For the last two weeks, my brain has been stuck in “on.” I’ve said elsewhere on social media that I’ve written five stories in that time, and that’s true, and I am not sorry for the existence of those five stories. I have also done revisions on various things and worked on projects still in progress. And that’s just on the writing front.
I really enjoy the feeling that I have a hold on things, that I know how to make a story do what it needs to do. I really do not enjoy the feeling that my brain is going to be twitchy until I actually get the words out get them out get them oooooout. I don’t enjoy writing-induced insomnia, and worse, it’s pretty bad for me. And this is one of the places where I feel like the dominant culture of SFF writers online makes things harder, not easier.

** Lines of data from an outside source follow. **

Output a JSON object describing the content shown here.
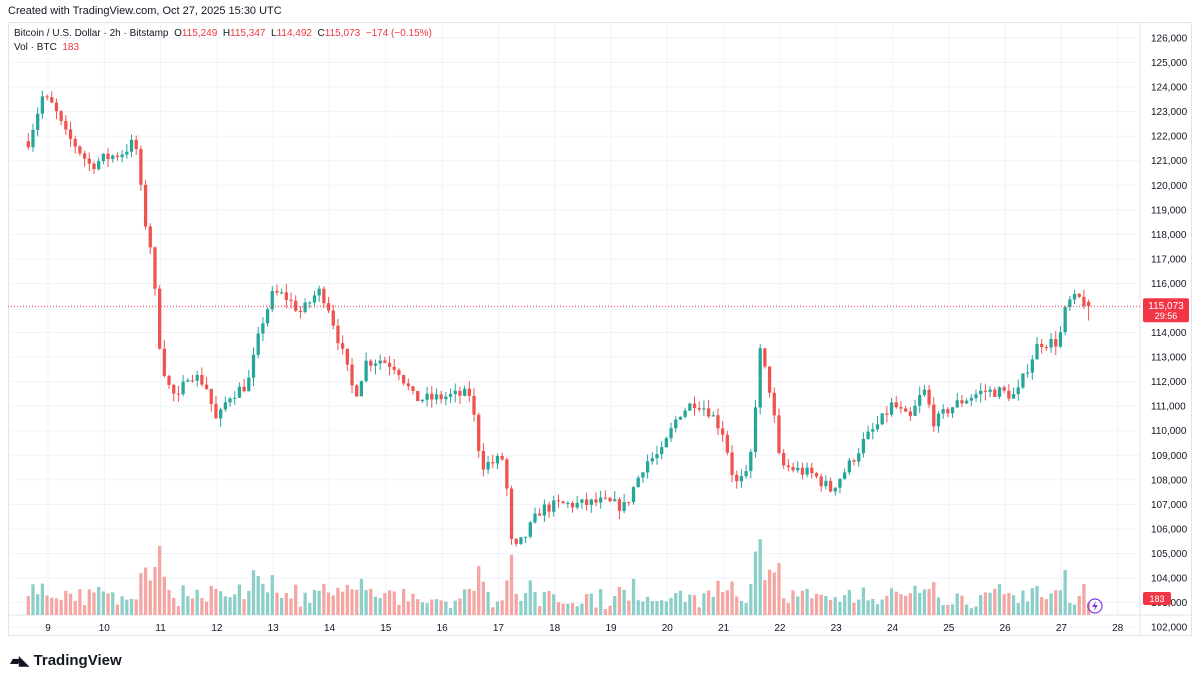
{
  "credit": "Created with TradingView.com, Oct 27, 2025 15:30 UTC",
  "legend": {
    "symbol": "Bitcoin / U.S. Dollar · 2h · Bitstamp",
    "o_label": "O",
    "o": "115,249",
    "h_label": "H",
    "h": "115,347",
    "l_label": "L",
    "l": "114,492",
    "c_label": "C",
    "c": "115,073",
    "change": "−174 (−0.15%)",
    "vol_label": "Vol · BTC",
    "vol_value": "183"
  },
  "price_tag": {
    "price": "115,073",
    "countdown": "29:56"
  },
  "volume_tag": "183",
  "brand": "TradingView",
  "colors": {
    "up": "#26a69a",
    "down": "#ef5350",
    "vol_up": "#8ccfc9",
    "vol_down": "#f5a6a3",
    "tag": "#f23645"
  },
  "chart_data": {
    "type": "candlestick",
    "symbol": "Bitcoin / U.S. Dollar",
    "interval": "2h",
    "exchange": "Bitstamp",
    "y_ticks": [
      102000,
      103000,
      104000,
      105000,
      106000,
      107000,
      108000,
      109000,
      110000,
      111000,
      112000,
      113000,
      114000,
      115000,
      116000,
      117000,
      118000,
      119000,
      120000,
      121000,
      122000,
      123000,
      124000,
      125000,
      126000
    ],
    "x_ticks": [
      "9",
      "10",
      "11",
      "12",
      "13",
      "14",
      "15",
      "16",
      "17",
      "18",
      "19",
      "20",
      "21",
      "22",
      "23",
      "24",
      "25",
      "26",
      "27",
      "28"
    ],
    "ylim": [
      101500,
      126500
    ],
    "last_price": 115073,
    "segments": [
      {
        "day": 8.65,
        "price": 121800
      },
      {
        "day": 8.9,
        "price": 123600
      },
      {
        "day": 9.1,
        "price": 123200
      },
      {
        "day": 9.3,
        "price": 122100
      },
      {
        "day": 9.5,
        "price": 121600
      },
      {
        "day": 9.75,
        "price": 120800
      },
      {
        "day": 10.0,
        "price": 121100
      },
      {
        "day": 10.3,
        "price": 121300
      },
      {
        "day": 10.55,
        "price": 121800
      },
      {
        "day": 10.7,
        "price": 118800
      },
      {
        "day": 10.85,
        "price": 117200
      },
      {
        "day": 10.95,
        "price": 114000
      },
      {
        "day": 11.1,
        "price": 112000
      },
      {
        "day": 11.3,
        "price": 111200
      },
      {
        "day": 11.5,
        "price": 112400
      },
      {
        "day": 11.8,
        "price": 111900
      },
      {
        "day": 12.0,
        "price": 110300
      },
      {
        "day": 12.2,
        "price": 111400
      },
      {
        "day": 12.55,
        "price": 111900
      },
      {
        "day": 12.8,
        "price": 114400
      },
      {
        "day": 13.0,
        "price": 115600
      },
      {
        "day": 13.2,
        "price": 115500
      },
      {
        "day": 13.5,
        "price": 114800
      },
      {
        "day": 13.8,
        "price": 115700
      },
      {
        "day": 13.95,
        "price": 115300
      },
      {
        "day": 14.2,
        "price": 113400
      },
      {
        "day": 14.45,
        "price": 111400
      },
      {
        "day": 14.65,
        "price": 112800
      },
      {
        "day": 14.9,
        "price": 112900
      },
      {
        "day": 15.2,
        "price": 112600
      },
      {
        "day": 15.5,
        "price": 111300
      },
      {
        "day": 15.8,
        "price": 111300
      },
      {
        "day": 16.1,
        "price": 111400
      },
      {
        "day": 16.5,
        "price": 111500
      },
      {
        "day": 16.7,
        "price": 108600
      },
      {
        "day": 16.9,
        "price": 108700
      },
      {
        "day": 17.1,
        "price": 108900
      },
      {
        "day": 17.25,
        "price": 105000
      },
      {
        "day": 17.45,
        "price": 105600
      },
      {
        "day": 17.75,
        "price": 106800
      },
      {
        "day": 18.1,
        "price": 107000
      },
      {
        "day": 18.5,
        "price": 107000
      },
      {
        "day": 18.8,
        "price": 107100
      },
      {
        "day": 19.25,
        "price": 106900
      },
      {
        "day": 19.6,
        "price": 108700
      },
      {
        "day": 19.9,
        "price": 109100
      },
      {
        "day": 20.2,
        "price": 110700
      },
      {
        "day": 20.5,
        "price": 111200
      },
      {
        "day": 20.75,
        "price": 110800
      },
      {
        "day": 21.0,
        "price": 109900
      },
      {
        "day": 21.2,
        "price": 107800
      },
      {
        "day": 21.45,
        "price": 108200
      },
      {
        "day": 21.65,
        "price": 113200
      },
      {
        "day": 21.85,
        "price": 111400
      },
      {
        "day": 22.0,
        "price": 108600
      },
      {
        "day": 22.3,
        "price": 108400
      },
      {
        "day": 22.6,
        "price": 108200
      },
      {
        "day": 22.9,
        "price": 107600
      },
      {
        "day": 23.2,
        "price": 108500
      },
      {
        "day": 23.5,
        "price": 109600
      },
      {
        "day": 23.8,
        "price": 110400
      },
      {
        "day": 24.0,
        "price": 111100
      },
      {
        "day": 24.3,
        "price": 110400
      },
      {
        "day": 24.55,
        "price": 111700
      },
      {
        "day": 24.75,
        "price": 110300
      },
      {
        "day": 25.0,
        "price": 110900
      },
      {
        "day": 25.3,
        "price": 111300
      },
      {
        "day": 25.6,
        "price": 111600
      },
      {
        "day": 25.9,
        "price": 111600
      },
      {
        "day": 26.2,
        "price": 111400
      },
      {
        "day": 26.4,
        "price": 112600
      },
      {
        "day": 26.6,
        "price": 113600
      },
      {
        "day": 26.95,
        "price": 113600
      },
      {
        "day": 27.1,
        "price": 115200
      },
      {
        "day": 27.3,
        "price": 115400
      },
      {
        "day": 27.5,
        "price": 115073
      }
    ]
  }
}
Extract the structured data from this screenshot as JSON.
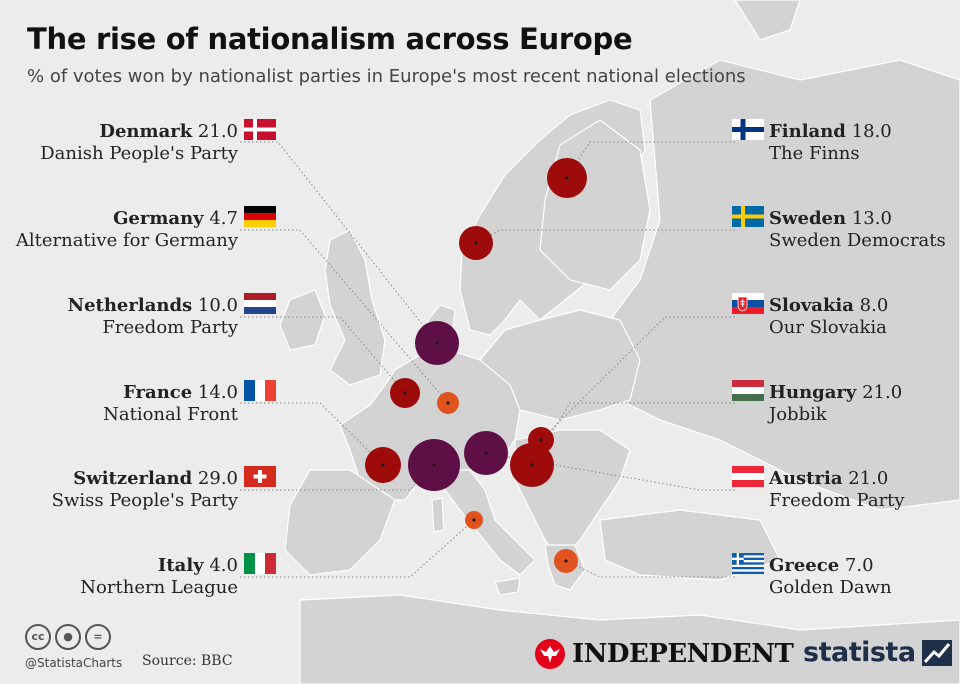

Because I have friends–actual personal friends, people I have invited into my home, people who know details of my health situation–who have to have the downside of obsessive writing behavior explained to them every time. Who go into the same mode that upset me with some of the girls I knew in high school: “Oh, you look so good in that, I hate you.” You wrote so much, I hate you. Whenever anybody comes out and says to me that they hate me, I tend to reply in a very quiet voice, “I’m not feeling so fond of you right now either.” I never got accustomed to that kind of “friendly” hostility, and I don’t really want to. We’ve all got different styles of working, and all of those have ups and downs, and I don’t really think we should have a problem acknowledging that.
I’m hoping that I managed to dump the brain momentum into a novel. Or two novels, I don’t really care at this point, honestly. But novels are not things I can hold in every prose detail in my head all at once, so they are less likely to hit the brain chains that take forever to die down and leave me exhausted and short on cope. Also I like novels. So the fact that I sat down and wrote a thousand words on a novel that had previously stalled out, and before that another thousand words on a novel I haven’t even tried starting–that sounds hopeful. If I can keep productivity slightly elevated but stop it from interfering with things I need like sleep, that would be really a lot better. If I just go back to regular levels of productivity, I could cope with that too.
I really am glad of the five stories. Don’t get me wrong. It’s just that I am feeling the negative side of that behavior pretty strongly right about now.